Timber Gray stood quietly on the snowy ridge, letting the last of the gunshots fade in his ears. The entire barrage had taken less than ten seconds and, yet, he was exhausted. Grimly, he totaled his kills. Four wolves lay sprawled on the trampled snow of the canyon floor. Not as many as he had hoped for, but it still whittled the pack’s number down by a considerable few.
He untied his animals and descended into the box canyon. After eating a brief meal of salt pork and hardtack, he busied himself with the wolves at hand. It took him an hour to skin out the four and lash their hides to the mule. After that, he returned to the fire, poured himself one last cup of coffee, and thought about Old Cripplefoot and the surviving five. He knew where they were going. They would be heading further up the pass to a spot called Wolf Gorge. The gorge was actually a small valley nestled midway on the elevation of Cloud Peak. There was water there, all year round, as well a
s plenty of game. Many a wolf had seeked refuge in the gorge, as well as men running from the law.
Few knew how to reach the mountain haven. Having traveled the Bighorns before, the wolfer not only knew the location of the gorge, but had discovered an unknown shortcut that would get him there hours ahead of the pack. All thoughts of Greybull and the Cooks driven from his mind, Timber Gray prepared his outfit for travel. In his mind, he was already beginning to concoct a fool-proof trap for Cripplefoot and his five followers. A trap that would require a little ingenuity, as well as a little luck.
Evening was falling upon the mountain when the bearded hunter reached Wolf Gorge. The entrance to the secret canyon was well hidden and anyone unaware of its location would have passed it by, unsuspecting, and continued on up the trail. Two jagged boulders leaned toward each other, making a natural entrance just high enough to accommodate a horse and its rider. The crevice was concealed with thick brush and scraggly evergreens. The heavy powdering of snow furthered the illusion of a solid canyon wall.
The sky was awash with soft colors as the sun set far to the west.

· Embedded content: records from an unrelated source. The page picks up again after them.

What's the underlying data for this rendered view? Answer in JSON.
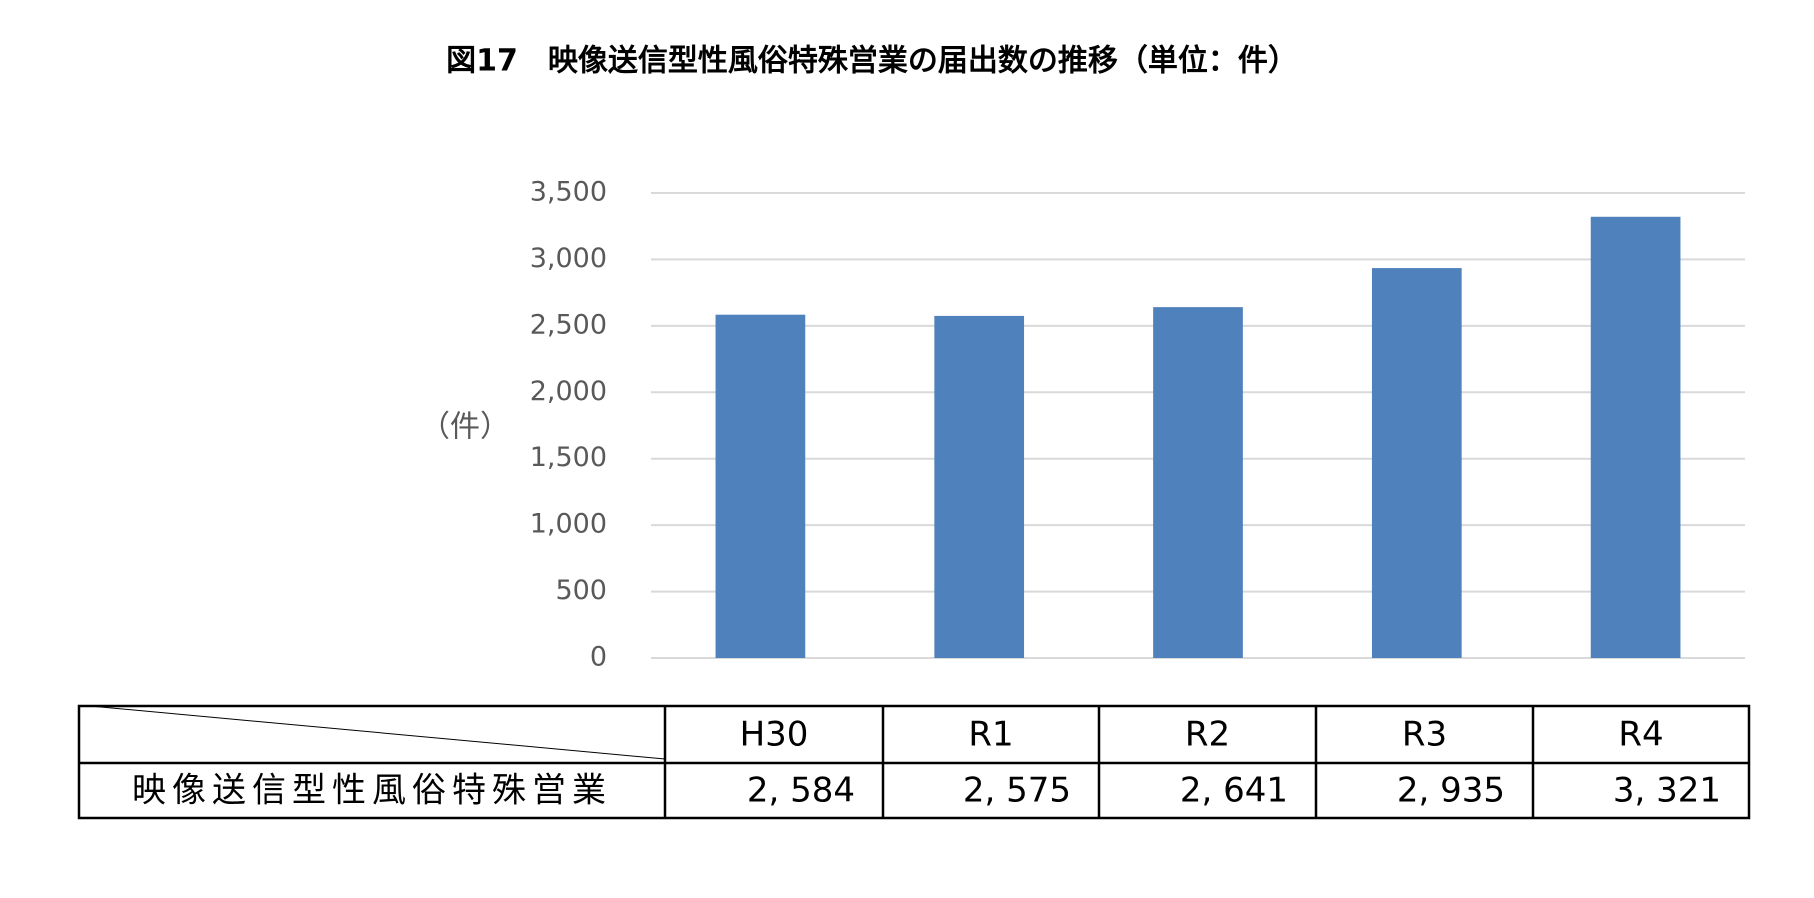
{
  "chart_data": {
    "type": "bar",
    "title": "図17　映像送信型性風俗特殊営業の届出数の推移（単位：件）",
    "y_label": "（件）",
    "categories": [
      "H30",
      "R1",
      "R2",
      "R3",
      "R4"
    ],
    "series": [
      {
        "name": "映像送信型性風俗特殊営業",
        "color": "#4f81bd",
        "values": [
          2584,
          2575,
          2641,
          2935,
          3321
        ],
        "value_labels": [
          "2, 584",
          "2, 575",
          "2, 641",
          "2, 935",
          "3, 321"
        ]
      }
    ],
    "ylim": [
      0,
      3500
    ],
    "yticks": [
      0,
      500,
      {
        "value": 1000,
        "label": "1,000"
      },
      {
        "value": 1500,
        "label": "1,500"
      },
      {
        "value": 2000,
        "label": "2,000"
      },
      {
        "value": 2500,
        "label": "2,500"
      },
      {
        "value": 3000,
        "label": "3,000"
      },
      {
        "value": 3500,
        "label": "3,500"
      }
    ],
    "grid": true
  }
}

The gray roan was apprehensive at first as his rider urged him toward the thick growth, but he moved forward as he discovered a clear opening beyond the thicket and smelled the promising scent of clear mountain water. The mules followed passively. One carried the canvas pack of supplies, while the other toted the four wolf pelts and a bighorn sheep. Timber had shot the ram back down the trail a piece, intending to use it as bait for his trap.
Once inside the hidden gorge, Timber sat in the saddle and studied the canyon. It was scarcely five hundred yards across on all sides, its walls craggy and steep, except for the one directly opposite the entrance. There, above a thick grove of pine and spruce, was a rocky shelf and the dark opening of a small cave. A clear stream of pure mountain water cascaded down the rocks of one wall; ice melted from the lofty slope of Cloud Peak itself. It collected in a large basin near the pine grove. Timber led his animals there to be watered.